Dual-Phase Strengthening of Styrene–Butadiene Rubber for Automotive Engine Mounts: Tailoring Novolac Resin and Nano-silica Synergy
摘要
Engine mounts require materials that combine static load bearing capacity with effective vibration damping. This study examines styrene–butadiene rubber (SBR) composites modified with novolac resin and nano-sized SiO2 to optimize the balance between stiffness, compression resistance, damping, and resilience for automotive mounts. SBR compounds containing 0–50 pphr novolac and 0–50 pphr nano-SiO2 (various particle sizes) were prepared and characterized. Morphology was examined using SEM; crosslink density and swelling tests were used to assess network formation. Mechanical testing included compression deformation, elastic modulus, fatigue life, and rebound resilience. Viscoelastic behavior was evaluated by dynamic mechanical analysis (tan δ versus temperature). SEM and swelling results indicate increased heterogeneity, filler agglomeration at high loadings, and higher cross link density with novolac and silica. Novolac increased the elastic modulus from 2 MPa (neat SBR) to 9.7 MPa (50 pphr) and reduced compression deformation from 2.8 to 0.35 mm. The addition of 80 nm SiO2 (30–45 pphr) further improved compression resistance (minimum 1.3 mm) and modulus (5.5 MPa). These reinforcements caused a moderate reduction in rebound resilience (from 63 to 54% at optimal silica loading).

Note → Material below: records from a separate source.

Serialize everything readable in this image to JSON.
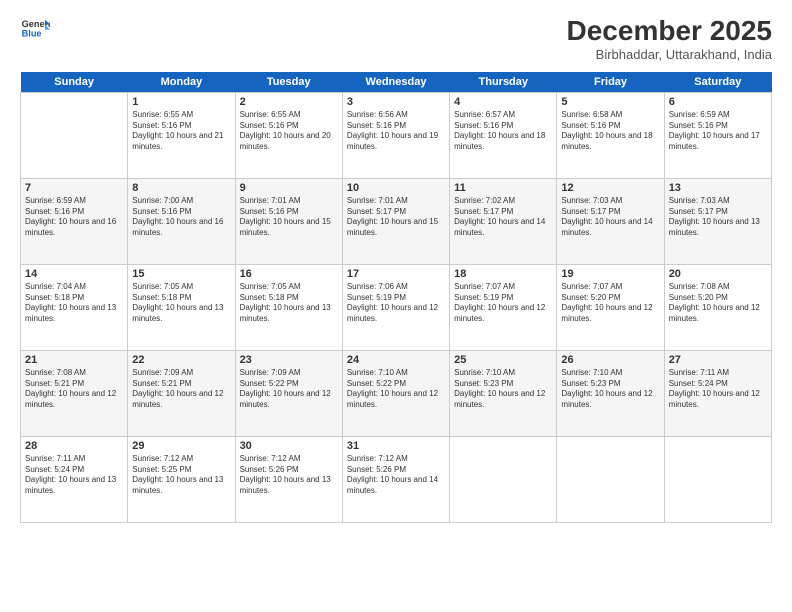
{
  "header": {
    "logo_line1": "General",
    "logo_line2": "Blue",
    "month": "December 2025",
    "location": "Birbhaddar, Uttarakhand, India"
  },
  "days": [
    "Sunday",
    "Monday",
    "Tuesday",
    "Wednesday",
    "Thursday",
    "Friday",
    "Saturday"
  ],
  "weeks": [
    [
      {
        "date": "",
        "sunrise": "",
        "sunset": "",
        "daylight": ""
      },
      {
        "date": "1",
        "sunrise": "6:55 AM",
        "sunset": "5:16 PM",
        "daylight": "10 hours and 21 minutes."
      },
      {
        "date": "2",
        "sunrise": "6:55 AM",
        "sunset": "5:16 PM",
        "daylight": "10 hours and 20 minutes."
      },
      {
        "date": "3",
        "sunrise": "6:56 AM",
        "sunset": "5:16 PM",
        "daylight": "10 hours and 19 minutes."
      },
      {
        "date": "4",
        "sunrise": "6:57 AM",
        "sunset": "5:16 PM",
        "daylight": "10 hours and 18 minutes."
      },
      {
        "date": "5",
        "sunrise": "6:58 AM",
        "sunset": "5:16 PM",
        "daylight": "10 hours and 18 minutes."
      },
      {
        "date": "6",
        "sunrise": "6:59 AM",
        "sunset": "5:16 PM",
        "daylight": "10 hours and 17 minutes."
      }
    ],
    [
      {
        "date": "7",
        "sunrise": "6:59 AM",
        "sunset": "5:16 PM",
        "daylight": "10 hours and 16 minutes."
      },
      {
        "date": "8",
        "sunrise": "7:00 AM",
        "sunset": "5:16 PM",
        "daylight": "10 hours and 16 minutes."
      },
      {
        "date": "9",
        "sunrise": "7:01 AM",
        "sunset": "5:16 PM",
        "daylight": "10 hours and 15 minutes."
      },
      {
        "date": "10",
        "sunrise": "7:01 AM",
        "sunset": "5:17 PM",
        "daylight": "10 hours and 15 minutes."
      },
      {
        "date": "11",
        "sunrise": "7:02 AM",
        "sunset": "5:17 PM",
        "daylight": "10 hours and 14 minutes."
      },
      {
        "date": "12",
        "sunrise": "7:03 AM",
        "sunset": "5:17 PM",
        "daylight": "10 hours and 14 minutes."
      },
      {
        "date": "13",
        "sunrise": "7:03 AM",
        "sunset": "5:17 PM",
        "daylight": "10 hours and 13 minutes."
      }
    ],
    [
      {
        "date": "14",
        "sunrise": "7:04 AM",
        "sunset": "5:18 PM",
        "daylight": "10 hours and 13 minutes."
      },
      {
        "date": "15",
        "sunrise": "7:05 AM",
        "sunset": "5:18 PM",
        "daylight": "10 hours and 13 minutes."
      },
      {
        "date": "16",
        "sunrise": "7:05 AM",
        "sunset": "5:18 PM",
        "daylight": "10 hours and 13 minutes."
      },
      {
        "date": "17",
        "sunrise": "7:06 AM",
        "sunset": "5:19 PM",
        "daylight": "10 hours and 12 minutes."
      },
      {
        "date": "18",
        "sunrise": "7:07 AM",
        "sunset": "5:19 PM",
        "daylight": "10 hours and 12 minutes."
      },
      {
        "date": "19",
        "sunrise": "7:07 AM",
        "sunset": "5:20 PM",
        "daylight": "10 hours and 12 minutes."
      },
      {
        "date": "20",
        "sunrise": "7:08 AM",
        "sunset": "5:20 PM",
        "daylight": "10 hours and 12 minutes."
      }
    ],
    [
      {
        "date": "21",
        "sunrise": "7:08 AM",
        "sunset": "5:21 PM",
        "daylight": "10 hours and 12 minutes."
      },
      {
        "date": "22",
        "sunrise": "7:09 AM",
        "sunset": "5:21 PM",
        "daylight": "10 hours and 12 minutes."
      },
      {
        "date": "23",
        "sunrise": "7:09 AM",
        "sunset": "5:22 PM",
        "daylight": "10 hours and 12 minutes."
      },
      {
        "date": "24",
        "sunrise": "7:10 AM",
        "sunset": "5:22 PM",
        "daylight": "10 hours and 12 minutes."
      },
      {
        "date": "25",
        "sunrise": "7:10 AM",
        "sunset": "5:23 PM",
        "daylight": "10 hours and 12 minutes."
      },
      {
        "date": "26",
        "sunrise": "7:10 AM",
        "sunset": "5:23 PM",
        "daylight": "10 hours and 12 minutes."
      },
      {
        "date": "27",
        "sunrise": "7:11 AM",
        "sunset": "5:24 PM",
        "daylight": "10 hours and 12 minutes."
      }
    ],
    [
      {
        "date": "28",
        "sunrise": "7:11 AM",
        "sunset": "5:24 PM",
        "daylight": "10 hours and 13 minutes."
      },
      {
        "date": "29",
        "sunrise": "7:12 AM",
        "sunset": "5:25 PM",
        "daylight": "10 hours and 13 minutes."
      },
      {
        "date": "30",
        "sunrise": "7:12 AM",
        "sunset": "5:26 PM",
        "daylight": "10 hours and 13 minutes."
      },
      {
        "date": "31",
        "sunrise": "7:12 AM",
        "sunset": "5:26 PM",
        "daylight": "10 hours and 14 minutes."
      },
      {
        "date": "",
        "sunrise": "",
        "sunset": "",
        "daylight": ""
      },
      {
        "date": "",
        "sunrise": "",
        "sunset": "",
        "daylight": ""
      },
      {
        "date": "",
        "sunrise": "",
        "sunset": "",
        "daylight": ""
      }
    ]
  ]
}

DMA showed reduced but broadened tan δ peaks for filled composites (0.8–0.9 versus 1.0 for unfilled SBR), indicating preserved, temperature-broadened damping. The optimal formulation (10 pphr novolac + 30–45 pphr nano-SiO2) delivers significantly improved static stiffness and compression resistance while maintaining acceptable resilience and enhanced vibration attenuation due to increased hysteresis. The composition is tunable (e.g., filler content or surface treatment) to meet specific resilience or damping requirements for engine-mount applications.